Strengths of this study include the unique cohort with rigorously defined menopause stages to identify proteomic shifts of menopause which largely replicated in a cross-platform, age-matched validation cohort. These data provide compelling evidence that the observed proteomic changes were driven by endocrine rather than chronological aging. Of note, 3 of the targets identified in the UCSB cohort did not show concordant elevations in the UKB sample (i.e., BDNF, CD63, CCL26), which may reflect proteomic platform differences, spurious findings, or the coarse evaluation of menopause status in the UKB. Other limitations include that hormones were only measured at one timepoint despite known fluctuations, the reliance on self-reported menopause symptoms, and that protein measurements in blood reflect multiple tissue sources of expression. Longitudinal studies mapping the trajectories of hormones, multiomics, symptoms, and brain health across the menopause transition will be critical to disentangle the complex interplay between endocrine, neurologic, and chronological aging.

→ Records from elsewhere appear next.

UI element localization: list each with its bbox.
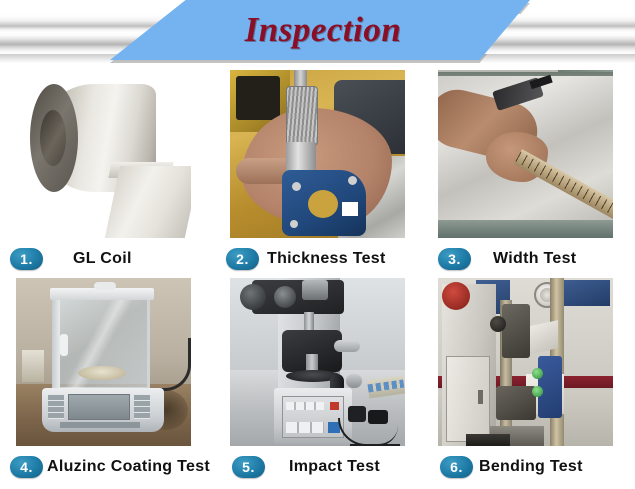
rail-shape (438, 220, 613, 238)
caption-2: 2. Thickness Test (226, 242, 434, 276)
glass-side-handle-shape (60, 334, 68, 356)
badge-number-5: 5. (232, 456, 265, 478)
green-indicator-2 (532, 386, 543, 397)
green-indicator-1 (532, 368, 543, 379)
blue-cover-shape-2 (564, 280, 610, 306)
caption-1: 1. GL Coil (10, 242, 218, 276)
glass-top-handle-shape (94, 282, 116, 290)
beaker-shape (22, 350, 44, 382)
caption-5: 5. Impact Test (232, 450, 440, 484)
badge-number-3: 3. (438, 248, 471, 270)
caption-label-6: Bending Test (479, 458, 583, 476)
balance-buttons-left (48, 395, 64, 419)
adjust-knob-shape (334, 340, 360, 352)
head-module-shape (302, 280, 328, 300)
black-pad-shape (236, 76, 280, 120)
power-strip-switches (367, 380, 404, 393)
cabinet-door-shape (446, 356, 490, 442)
balance-display-shape (68, 394, 130, 420)
ram-handle-knob-shape (490, 316, 506, 332)
micrometer-rivet-2 (348, 176, 357, 185)
caption-label-5: Impact Test (289, 458, 380, 476)
bending-ram-shape (502, 304, 530, 358)
gl-coil-photo (16, 70, 191, 238)
side-knob-shape (346, 374, 362, 388)
panel-red-button (330, 402, 339, 410)
panel-button-row-1 (286, 402, 324, 410)
impact-test-photo (230, 278, 405, 446)
machine-foot-shape (466, 434, 510, 446)
aluzinc-coating-test-photo (16, 278, 191, 446)
banner-trapezoid: Inspection (110, 0, 530, 60)
page-title: Inspection (110, 0, 530, 60)
caption-label-4: Aluzinc Coating Test (47, 458, 210, 476)
eyepiece-lens-2 (274, 286, 296, 308)
coil-strip-shape (104, 166, 191, 238)
badge-number-2: 2. (226, 248, 259, 270)
page-header: Inspection (0, 0, 635, 66)
balance-front-strip (60, 422, 140, 428)
caption-6: 6. Bending Test (440, 450, 635, 484)
caption-3: 3. Width Test (438, 242, 635, 276)
vise-clamp-shape (496, 386, 536, 420)
micrometer-rivet-3 (290, 220, 298, 228)
eyepiece-lens-1 (240, 284, 266, 310)
inspection-grid: 1. GL Coil 2. Thickness Test (0, 66, 635, 489)
badge-number-1: 1. (10, 248, 43, 270)
coil-hole-shape (40, 110, 66, 166)
micrometer-frame-hole-shape (308, 190, 338, 218)
micrometer-label-sticker (342, 202, 358, 216)
bending-test-photo (438, 278, 613, 446)
caption-label-2: Thickness Test (267, 250, 386, 268)
caption-label-3: Width Test (493, 250, 576, 268)
caption-4: 4. Aluzinc Coating Test (10, 450, 218, 484)
badge-number-6: 6. (440, 456, 473, 478)
micrometer-rivet-1 (292, 182, 301, 191)
cabinet-handle-shape (478, 390, 483, 404)
adapter-plug-1 (348, 406, 366, 422)
thickness-test-photo (230, 70, 405, 238)
weighing-pan-shape (78, 366, 126, 380)
width-test-photo (438, 70, 613, 238)
badge-number-4: 4. (10, 456, 43, 478)
balance-buttons-right (134, 395, 150, 419)
adapter-plug-2 (368, 410, 388, 424)
micrometer-knurl-shape (286, 86, 318, 146)
glass-left-frame-shape (52, 296, 60, 390)
panel-button-row-2 (286, 422, 324, 433)
caption-label-1: GL Coil (73, 250, 132, 268)
red-handwheel-shape (442, 282, 470, 310)
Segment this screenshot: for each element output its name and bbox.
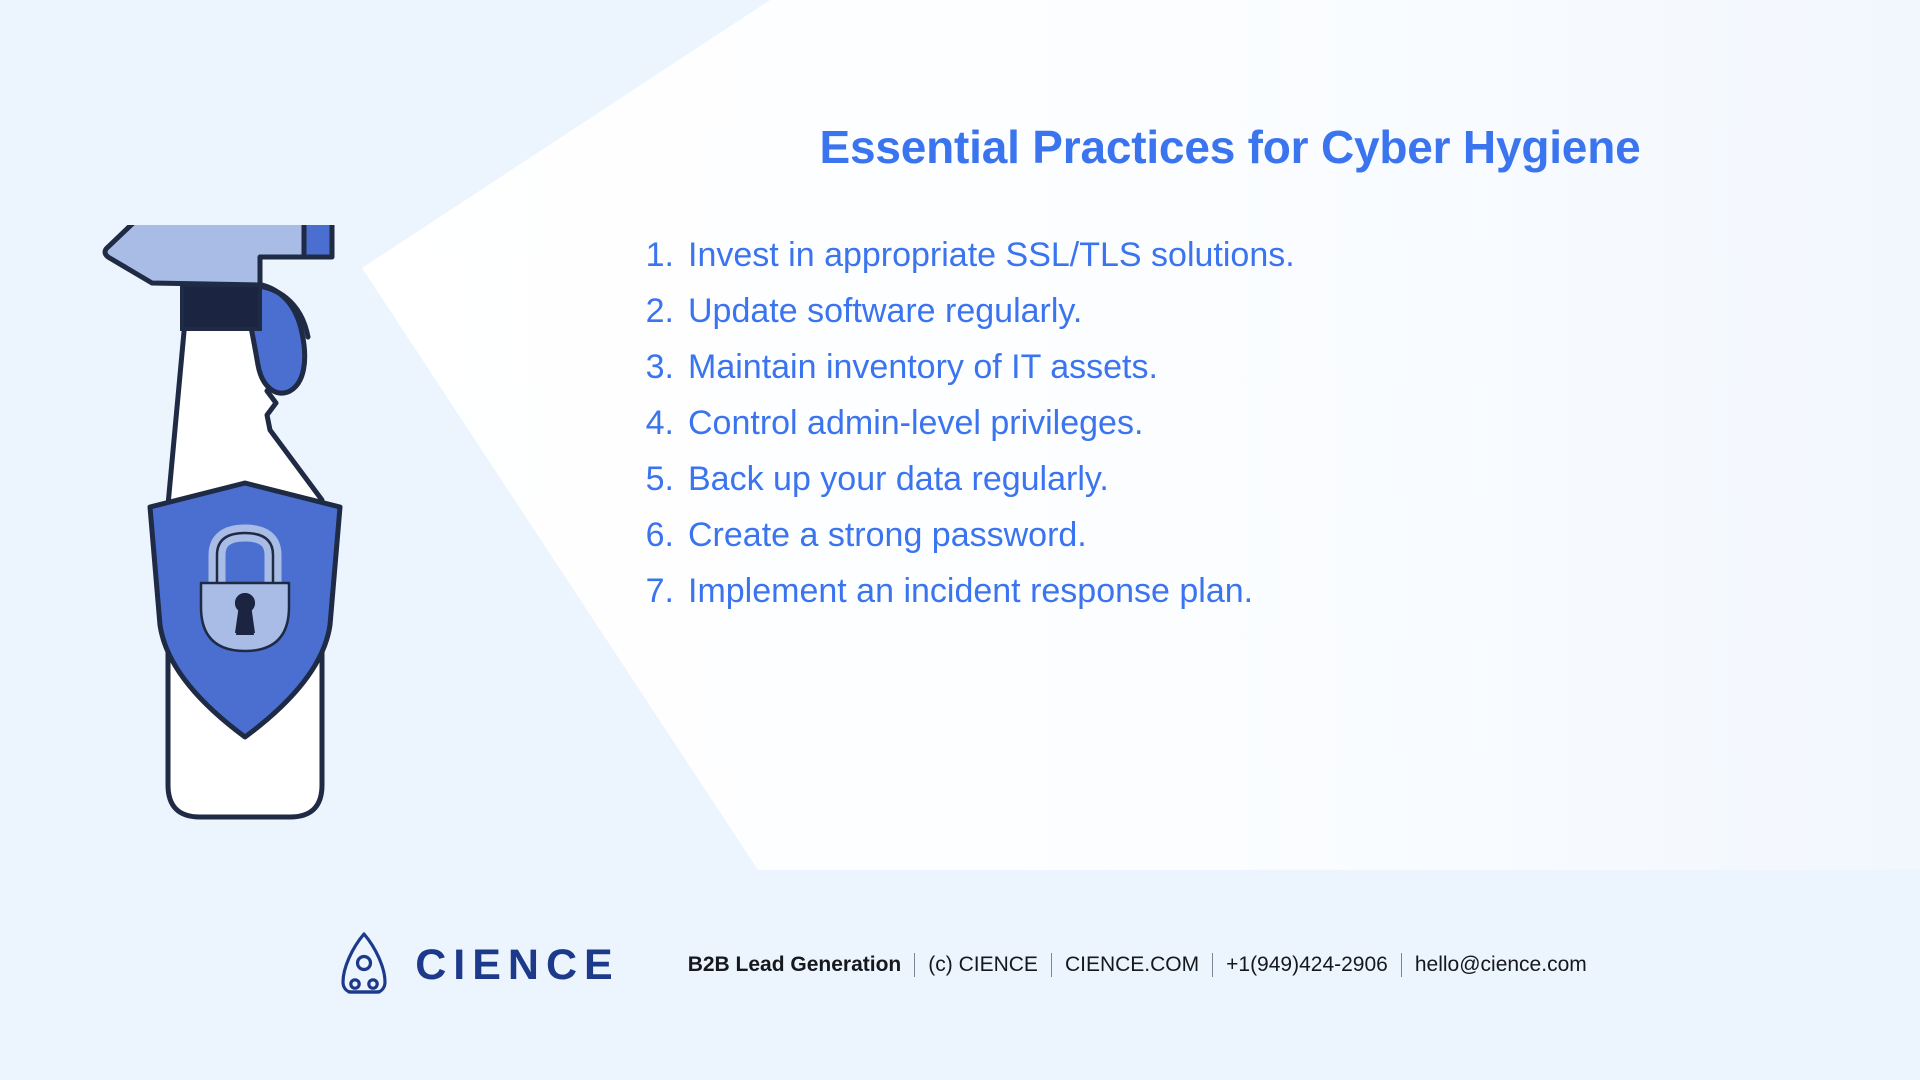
list-item-label: Implement an incident response plan.: [688, 574, 1253, 608]
bottle-collar: [182, 285, 260, 329]
rocket-icon: [333, 930, 395, 1000]
spray-bottle-illustration: [90, 225, 430, 845]
footer: CIENCE B2B Lead Generation (c) CIENCE CI…: [0, 870, 1920, 1080]
list-item: 4. Control admin-level privileges.: [612, 406, 1860, 462]
footer-copyright: (c) CIENCE: [928, 953, 1038, 977]
practices-list: 1. Invest in appropriate SSL/TLS solutio…: [600, 238, 1860, 630]
list-item: 3. Maintain inventory of IT assets.: [612, 350, 1860, 406]
footer-tagline: B2B Lead Generation: [688, 953, 902, 977]
list-item-label: Create a strong password.: [688, 518, 1087, 552]
list-item: 2. Update software regularly.: [612, 294, 1860, 350]
list-item-number: 3.: [642, 350, 688, 384]
content-column: Essential Practices for Cyber Hygiene 1.…: [600, 120, 1860, 630]
list-item-number: 6.: [642, 518, 688, 552]
list-item-label: Control admin-level privileges.: [688, 406, 1143, 440]
page-title: Essential Practices for Cyber Hygiene: [600, 120, 1860, 174]
brand-logo: CIENCE: [333, 930, 619, 1000]
footer-website[interactable]: CIENCE.COM: [1065, 953, 1199, 977]
list-item-number: 1.: [642, 238, 688, 272]
list-item: 5. Back up your data regularly.: [612, 462, 1860, 518]
footer-phone[interactable]: +1(949)424-2906: [1226, 953, 1388, 977]
footer-divider: [914, 953, 915, 977]
list-item-label: Invest in appropriate SSL/TLS solutions.: [688, 238, 1295, 272]
footer-divider: [1051, 953, 1052, 977]
list-item: 6. Create a strong password.: [612, 518, 1860, 574]
list-item-label: Back up your data regularly.: [688, 462, 1109, 496]
list-item-label: Maintain inventory of IT assets.: [688, 350, 1158, 384]
list-item-label: Update software regularly.: [688, 294, 1082, 328]
bottle-spray-head: [105, 225, 306, 285]
footer-divider: [1401, 953, 1402, 977]
list-item-number: 5.: [642, 462, 688, 496]
bottle-nozzle-tip: [304, 225, 332, 257]
list-item-number: 7.: [642, 574, 688, 608]
footer-email[interactable]: hello@cience.com: [1415, 953, 1587, 977]
footer-contact-line: B2B Lead Generation (c) CIENCE CIENCE.CO…: [688, 953, 1587, 977]
list-item: 1. Invest in appropriate SSL/TLS solutio…: [612, 238, 1860, 294]
list-item-number: 4.: [642, 406, 688, 440]
brand-wordmark: CIENCE: [415, 941, 619, 990]
list-item: 7. Implement an incident response plan.: [612, 574, 1860, 630]
list-item-number: 2.: [642, 294, 688, 328]
footer-divider: [1212, 953, 1213, 977]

We defined a blood-based proteomic signature of spontaneous menopause, enriched for inflammatory, metabolic, synaptic, and AD biology. We demonstrated that inflammatory changes are especially pronounced in women with vasomotor symptoms, highlighting CCL2 as a signal of this physiologic susceptibility that may persist into later life. We further illustrated that menopause biology relates to markers of cognitive aging and AD risk. These findings shine new light on the biological processes connecting menopause to neurodegenerative risk, affirming the importance of menopause as a critical window for our foundational understanding of brain aging. There are currently no tools to monitor brain health during menopause. We identify blood levels of CCL11 and p-tau231 as potential biomarker candidates of menopause brain health which warrant further examination. Leveraging menopause to identify pathways that influence brain aging may inform midlife, person-specific dementia prevention approaches. Interventions to directly delay ovarian aging or promote adaptive physiologic responses to menopause also hold promise for preventing AD and fostering cognitive resilience in women.